Dans l’optique de préparer mon rôle dans mon prochain travail – manager et coach -, j’avais besoin de lire quelque chose pour m’aider à mieux guider les équipes vers l’adoption de process plus efficaces et vers de l’amélioration continue (the agile way). J’avais appris jusqu’ici qu’une approche naïve, top-down, où on arrive avec ses gros sabots et on dit : ” voilà ce qu’il faut faire, si vous l’appliquez à la lettre, vous aurez 68,7% de bugs en moins et vous irez 39,2% plus vite”, ça ne marche pas. (OK, présenté comme ça ça parait évident, mais parfois il n’y a que l’expérience qui te montre les choses les plus évidentes.)
Je ne cherchais pas un livre de recettes toutes faites, où on te disait comment mener une session de grooming ou une rétrospective et où on te donnait la solution à chaque problème rencontré – je savais déjà qu’il n’y a pas LA solution, pour trouver une solution il faut prendre en compte le contexte et les personnes. Je voulais plutôt une méthode qui t’apprenne à bien poser les problèmes et à aider mes équipes à tirer le meilleur d’elles mêmes.
Donc j’ai acheté Management 3.0 de Jurgen Appelo, que j’avais dans ma liste de lecture depuis un moment. C’était exactement ce qu’il me fallait. Ce livre est passionnant du début à la fin j’ai eu à plusieurs reprises des moments de “ah ouais, c’est mortel comme idée!”. Il retourne complètement la façon habituelle d’envisager le rôle de manager et ce qu’est une équipe.
Le management 3.0 part du principe qu’une organisation professionnelle est un réseau (comme dans réseau de neurones, ou réseau de villes, ou réseau d’ordinateurs) et qu’une équipe (de développement) est un système complexe. La conséquence immédiate est qu’on s’intéressera autant aux relations entre ses membres qu’aux personnes – beaucoup plus qu’aux départements et aux profits.

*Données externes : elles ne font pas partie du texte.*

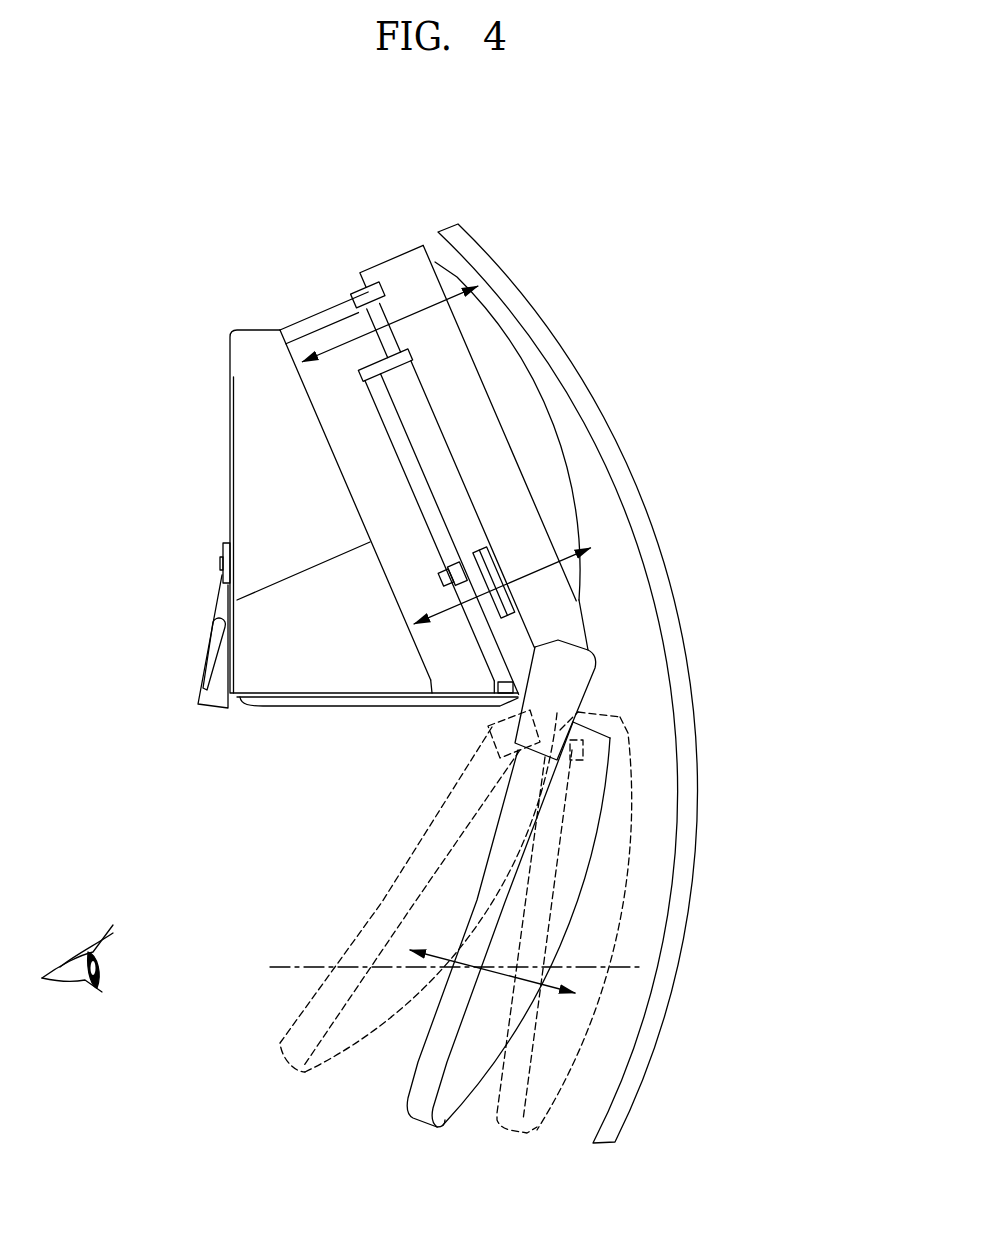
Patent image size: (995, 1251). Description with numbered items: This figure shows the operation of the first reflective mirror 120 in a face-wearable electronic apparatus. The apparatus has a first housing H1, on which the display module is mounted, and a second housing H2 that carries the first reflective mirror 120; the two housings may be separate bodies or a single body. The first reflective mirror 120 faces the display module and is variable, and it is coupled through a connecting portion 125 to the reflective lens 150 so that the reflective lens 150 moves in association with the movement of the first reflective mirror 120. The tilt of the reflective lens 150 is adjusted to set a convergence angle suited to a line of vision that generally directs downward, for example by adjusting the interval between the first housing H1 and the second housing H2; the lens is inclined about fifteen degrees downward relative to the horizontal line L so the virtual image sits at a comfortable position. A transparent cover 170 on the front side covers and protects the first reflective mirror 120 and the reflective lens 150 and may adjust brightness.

The first reflective mirror 120 is at (540, 418).
The connection bracket 125 is at (567, 672).
The reflective lens 150 is at (600, 838).
The cover 170 is at (510, 277).
The first housing H1 is at (327, 677).
The second housing H2 is at (405, 263).
The horizontal line L is at (442, 969).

Le Management 3.0 n’est pas une théorie nouvelle qui fait table rase de tout ce qui a été proposé avant. Au contraire, il propose une approche pragmatique qui consiste à récupérer toutes les idées qui peuvent aider à mieux comprendre les relations au sein d’une entreprise. Il s’inspire notamment de nombreuses théories venant des sciences dures, comme la théorie des systèmes complexe, la cybernétique, les théories du jeu, la théorie de l’évolution, la théorie du chaos. Il reprend aussi à son compte les idées du management hiérarchique – le fait que ceux qui ont des compétences dans un un niveau d’un système hiérarchique ne sont pas qualifiés à des niveaux plus haut ou plus bas de hiérarchie parce que ces niveaux demandent des compétences d’un genre différent -, ainsi que de l’agile, le lean et du software craftmanship.
The recognition that a software development team can construct itself, that it can define its own identify, that it needs to interact with its environment, and that interactions among team members are just as important as the team members themselves (or even more so) can all be attributes to general systems theory.
Bien sûr, il y a un risque épistémologique à tenter d’appliquer des concepts d’un domaine donné à un autre, puisque ce dont on parle n’est pas forcément comparable. On pense notamment au darwinisme social, “qui postule que la lutte pour la vie entre les hommes est l’état naturel des relations sociales” et qui justifie la répartition de richesses par le fait que ce sont les plus méritants qui sont en haut de l’échelle sociale, en omettant des phénomènes comme la reproduction des classes sociales chère à Bourdieu.
Pourtant, Apello considère qu’il y a une valeur heuristique (qui contribue à étendre la connaissance) à parler d’équipes auto-organisée et de design émergent, et qu’ils peuvent s’appliquer au management d’équipes de développement.
Je trouve aussi cette approche, où tout doit partir de l’équipe elle-même (avec des gardes-fous tout de même, on le verra ailleurs), extrêmement motivante. Bien sûr, il ne suffit pas de parler de concepts et de théorie pour qu’une équipe fasse des produits qui fonctionnent. Il faut comprendre comment les appliquer au quotidien dans le contexte très précis du développement agile. Dans des prochains articles, j’essaierai de décrire certains des aspects les plus importants du management 3.0 et comment ils peuvent amener une équipe à tirer le meilleur d’elle-même.